Die PCR kann sowohl die Gattung des jeweiligen Mastitiserregers wie zum Beispiel Staphylococcus spp. als auch Spezies wie Staphylococcus aureus sensitiv und rasch nachweisen. Toxin- und Virulenzgene der Erreger wie die Enterotoxin- Gene von Staphylococcus aureus sind ebenfalls rasch erfassbar. Schwer kultivierbare, langsam wachsende und von einer Behandlung gehemmte Erreger können auch im nicht spezialisierten Labor nachgewiesen werden. Mit der Real-Time-PCR ist die Menge des Erregers quantifizierbar. Die Screening-Untersuchungen von Sammelmilchproben lassen Schätzungen auf den Anteil der infizierten Kühe eines Bestandes zu. Trotz des erfolgreichen Nachweises mittels PCR muss die Anzucht des Erregers jedoch für die Erstellung eines Antibiogramms nachgeholt werden. Derzeit wird mit der Anzucht, die auch weniger Kosten verursacht, noch ein größeres Erregerspektrum erfasst. Die Durchführung einer PCR nach einem erfolglosen Anzuchtversuch von Milchproben klinisch kranker Kühe oder deren auf eine subklinische Mastitis hinweisende Zellzahl könnte eine alternative Vorgangsweise darstellen. Die Etablierung von PCR-Methoden, die zuerst die Gattungen der Erreger erfassen, könnte die Suche nach der jeweiligen Spezies vereinfachen. In der Routinediagnostik bestehen Einsatzmöglichkeiten für die PCR in einer möglichen Ergänzung der Mastitisdiagnostik. Diese kann zur Verkürzung der Bearbeitungszeit bei einer akuten Mastitis, als Screening auf kontagiöse Erreger bei kuhassoziierten Mastitiden, zum Nachweis bei schwer anzüchtbaren Erregern, zur weiteren Identifizierung kultureller Isolate oder zu deren Typisierung erfolgen. Für den direkten Nachweis von Mastitiserregern aus der Viertelanfangsgemelksprobe gelten weltweit die konventionellen mikrobiologischen Methoden als Gold-Standard.

Summary

PCR enables both the sensitive and rapid detection of respective species of each mastitis pathogen, such as Staphylococcus spp., and of species like Staphylococcus aureus. Furthermore, toxin and virulence genes such as enterotoxin genes of Staphylococcus aureus can be detected rapidly. Hard-to-cultivate, slow-growing pathogens which are inhibited by a treatment may also be detected in a non-specialized laboratory. With real-time PCR the amount of pathogens can be quantified. Screening tests of bulk milk samples allow for estimates of the proportion of infected cows of a herd. For an antibiogram, however, the pathogen needs to be cultivated, despite successful detection with PCR. Currently, cultivation,
which is also less expensive, covers a larger pathogen spectrum. An alternative approach might be to carry out a PCR after an unsuccessful attempt of cultivation from milk samples of clinically ill cows or samples whose cell counts indicate subclinical mastitis.
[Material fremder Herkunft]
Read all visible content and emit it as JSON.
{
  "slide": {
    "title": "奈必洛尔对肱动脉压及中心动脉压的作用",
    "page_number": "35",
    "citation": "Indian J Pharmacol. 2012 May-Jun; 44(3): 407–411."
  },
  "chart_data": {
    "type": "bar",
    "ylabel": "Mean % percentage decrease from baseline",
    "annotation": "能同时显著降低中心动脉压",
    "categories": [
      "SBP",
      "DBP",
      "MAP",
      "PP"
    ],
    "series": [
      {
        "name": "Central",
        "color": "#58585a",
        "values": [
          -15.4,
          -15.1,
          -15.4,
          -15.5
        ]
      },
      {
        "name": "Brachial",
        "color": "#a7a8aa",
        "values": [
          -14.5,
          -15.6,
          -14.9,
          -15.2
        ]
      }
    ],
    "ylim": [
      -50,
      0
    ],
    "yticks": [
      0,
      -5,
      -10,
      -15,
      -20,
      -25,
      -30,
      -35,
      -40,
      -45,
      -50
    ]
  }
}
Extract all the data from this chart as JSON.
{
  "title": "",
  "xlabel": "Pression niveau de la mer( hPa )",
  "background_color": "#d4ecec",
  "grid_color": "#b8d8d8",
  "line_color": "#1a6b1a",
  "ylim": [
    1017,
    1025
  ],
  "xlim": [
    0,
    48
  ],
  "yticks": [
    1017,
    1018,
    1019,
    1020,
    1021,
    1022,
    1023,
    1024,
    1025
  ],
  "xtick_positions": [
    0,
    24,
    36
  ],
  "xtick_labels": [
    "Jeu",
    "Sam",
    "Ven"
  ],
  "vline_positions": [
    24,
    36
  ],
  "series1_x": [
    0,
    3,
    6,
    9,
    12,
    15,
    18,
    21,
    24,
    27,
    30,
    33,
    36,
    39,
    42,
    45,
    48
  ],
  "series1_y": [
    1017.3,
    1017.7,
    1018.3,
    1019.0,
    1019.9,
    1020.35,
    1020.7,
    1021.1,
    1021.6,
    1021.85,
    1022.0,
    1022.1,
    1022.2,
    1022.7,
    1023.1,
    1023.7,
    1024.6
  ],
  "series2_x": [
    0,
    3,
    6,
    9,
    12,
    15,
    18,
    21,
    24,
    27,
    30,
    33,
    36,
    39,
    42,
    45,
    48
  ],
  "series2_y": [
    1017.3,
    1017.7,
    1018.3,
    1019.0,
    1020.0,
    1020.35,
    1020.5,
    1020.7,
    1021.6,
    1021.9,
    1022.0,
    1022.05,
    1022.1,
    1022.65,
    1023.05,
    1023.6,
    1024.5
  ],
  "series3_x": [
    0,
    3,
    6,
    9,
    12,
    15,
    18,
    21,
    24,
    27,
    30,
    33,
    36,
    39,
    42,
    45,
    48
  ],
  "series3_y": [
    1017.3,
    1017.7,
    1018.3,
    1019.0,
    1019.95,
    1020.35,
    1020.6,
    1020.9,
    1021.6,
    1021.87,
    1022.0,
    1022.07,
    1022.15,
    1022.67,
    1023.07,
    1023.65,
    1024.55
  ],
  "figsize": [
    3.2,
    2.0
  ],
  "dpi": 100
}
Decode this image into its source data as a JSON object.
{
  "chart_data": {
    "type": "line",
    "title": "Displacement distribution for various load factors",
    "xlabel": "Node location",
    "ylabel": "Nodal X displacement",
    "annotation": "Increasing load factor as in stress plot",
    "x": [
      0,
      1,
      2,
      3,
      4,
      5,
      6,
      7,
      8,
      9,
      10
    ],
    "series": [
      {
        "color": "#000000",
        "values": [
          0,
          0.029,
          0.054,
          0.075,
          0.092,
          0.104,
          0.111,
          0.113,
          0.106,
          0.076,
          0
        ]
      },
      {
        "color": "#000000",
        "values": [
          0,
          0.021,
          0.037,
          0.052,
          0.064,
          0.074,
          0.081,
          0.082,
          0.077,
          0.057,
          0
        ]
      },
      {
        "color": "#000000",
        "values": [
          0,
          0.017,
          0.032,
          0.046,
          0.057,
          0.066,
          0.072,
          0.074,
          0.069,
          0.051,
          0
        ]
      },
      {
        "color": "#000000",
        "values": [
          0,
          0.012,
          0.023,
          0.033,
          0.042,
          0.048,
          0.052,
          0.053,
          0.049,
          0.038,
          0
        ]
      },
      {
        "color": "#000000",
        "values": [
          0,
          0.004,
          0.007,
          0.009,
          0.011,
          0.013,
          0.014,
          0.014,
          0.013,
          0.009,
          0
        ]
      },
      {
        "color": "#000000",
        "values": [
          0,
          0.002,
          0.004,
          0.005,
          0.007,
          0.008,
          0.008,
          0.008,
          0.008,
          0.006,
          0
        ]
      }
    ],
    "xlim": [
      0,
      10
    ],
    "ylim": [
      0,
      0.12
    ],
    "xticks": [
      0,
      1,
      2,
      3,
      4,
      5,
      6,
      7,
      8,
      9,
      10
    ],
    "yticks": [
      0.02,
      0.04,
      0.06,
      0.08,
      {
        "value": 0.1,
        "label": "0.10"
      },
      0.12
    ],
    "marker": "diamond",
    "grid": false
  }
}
The development of PCR methods which first detect pathogen genera could facilitate the search for each species. In routine diagnostics, PCR could be used as a possible supplement in mastitis diagnostics. PCR can be carried out to shorten the processing time in cases of acute mastitis, as screening for contagious pathogens in cow-associated mastitises, to detect hard-to-cultivate pathogens, and for further identification of cultural isolates or their typing. For the direct detection of mastitis pathogens in initial quarter milk samples the conventional microbiological methods are known worldwide as gold standard.